As Congressional budget battles heat up—or roll along, depending on your time perspective—the cost of health care in America receives a lot of attention. Unfortunately most of the discussion is largely off the mark about where the preventable, unnecessary costs really are. Yes, there is certainly over treatment, particularly of people in their last days of life. Yes, doctors under a fee-for-service arrangement do have financial incentives to do too much, and the fear of malpractice can lead to overtesting and overtreatment. As the recent article in Time by Steven Brill illustrated, pricing of medical care is neither invariably transparent nor sensible. And it would certainly be nice if care were better coordinated across functional specialties.
But the thing that few people talk about, and that no serious policy proposal attempts to fix—the arrangement that accounts for much of the difference between health spending in the U.S. and other places—is the enormous administrative overhead costs that come from lodging health-care reimbursement in the hands of insurance companies that have no incentive to perform their role efficiently as payment intermediaries.
More than 20 years ago, two Harvard professors published an article in the prestigious New England Journal of Medicine showing that health-care administration cost somewhere between 19 percent and 24 percent of total spending on health care and that this administrative burden helped explain why health care costs so much in the U.S. compared, for instance, with Canada or the United Kingdom.

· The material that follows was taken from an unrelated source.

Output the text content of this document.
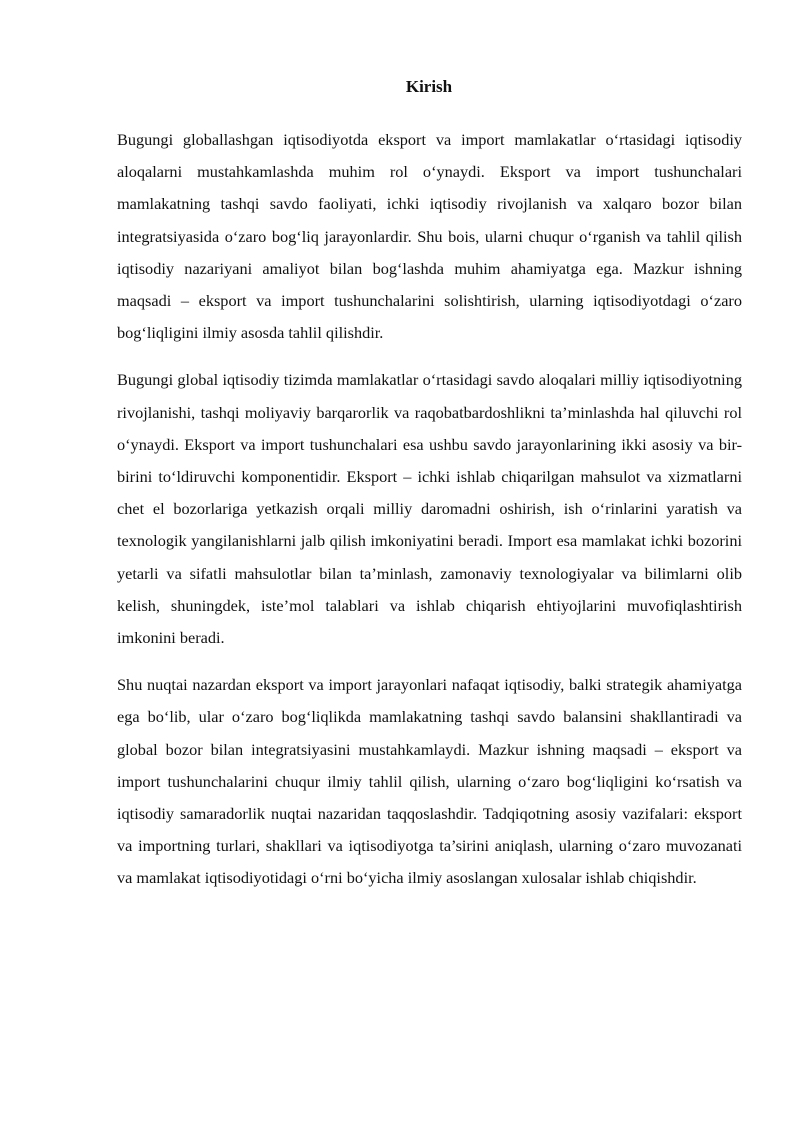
Kirish

Bugungi globallashgan iqtisodiyotda eksport va import mamlakatlar o‘rtasidagi iqtisodiy aloqalarni mustahkamlashda muhim rol o‘ynaydi. Eksport va import tushunchalari mamlakatning tashqi savdo faoliyati, ichki iqtisodiy rivojlanish va xalqaro bozor bilan integratsiyasida o‘zaro bog‘liq jarayonlardir. Shu bois, ularni chuqur o‘rganish va tahlil qilish iqtisodiy nazariyani amaliyot bilan bog‘lashda muhim ahamiyatga ega. Mazkur ishning maqsadi – eksport va import tushunchalarini solishtirish, ularning iqtisodiyotdagi o‘zaro bog‘liqligini ilmiy asosda tahlil qilishdir.

Bugungi global iqtisodiy tizimda mamlakatlar o‘rtasidagi savdo aloqalari milliy iqtisodiyotning rivojlanishi, tashqi moliyaviy barqarorlik va raqobatbardoshlikni ta’minlashda hal qiluvchi rol o‘ynaydi. Eksport va import tushunchalari esa ushbu savdo jarayonlarining ikki asosiy va bir-birini to‘ldiruvchi komponentidir. Eksport – ichki ishlab chiqarilgan mahsulot va xizmatlarni chet el bozorlariga yetkazish orqali milliy daromadni oshirish, ish o‘rinlarini yaratish va texnologik yangilanishlarni jalb qilish imkoniyatini beradi. Import esa mamlakat ichki bozorini yetarli va sifatli mahsulotlar bilan ta’minlash, zamonaviy texnologiyalar va bilimlarni olib kelish, shuningdek, iste’mol talablari va ishlab chiqarish ehtiyojlarini muvofiqlashtirish imkonini beradi.

Shu nuqtai nazardan eksport va import jarayonlari nafaqat iqtisodiy, balki strategik ahamiyatga ega bo‘lib, ular o‘zaro bog‘liqlikda mamlakatning tashqi savdo balansini shakllantiradi va global bozor bilan integratsiyasini mustahkamlaydi. Mazkur ishning maqsadi – eksport va import tushunchalarini chuqur ilmiy tahlil qilish, ularning o‘zaro bog‘liqligini ko‘rsatish va iqtisodiy samaradorlik nuqtai nazaridan taqqoslashdir. Tadqiqotning asosiy vazifalari: eksport va importning turlari, shakllari va iqtisodiyotga ta’sirini aniqlash, ularning o‘zaro muvozanati va mamlakat iqtisodiyotidagi o‘rni bo‘yicha ilmiy asoslangan xulosalar ishlab chiqishdir.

An update of that analysis more than a decade later, after the diffusion of managed care and the widespread adoption of computerization, found that administration constituted some 30 percent of U.S. health-care costs and that the share of the health-care labor force comprising administrative (as opposed to care delivery) workers had grown 50 percent to constitute more than one of every four health-sector employees.
What remains missing even in the discussion of the enormous administrative burden is not just how large, both in absolute dollars and as a percentage of health costs, it is, but also how few incentives there are for insurance companies to stop wasting their and everyone else’s time. Most large employers, including mine, Stanford University, are self-insured, which means they pay for their own medical claims. These large employers invariably hire health insurance companies to “administer” their health-care dollars, doing things such as paying claims. Employers typically reimburse the insurers the amount of money they pay out to health-care providers plus a percentage of these costs. In Stanford’s case, we pay Blue Shield 3 percent of the amount, about $3 million a year. (Note that the overhead costs of Medicare are less than one-third as much at slightly less than 1 percent.)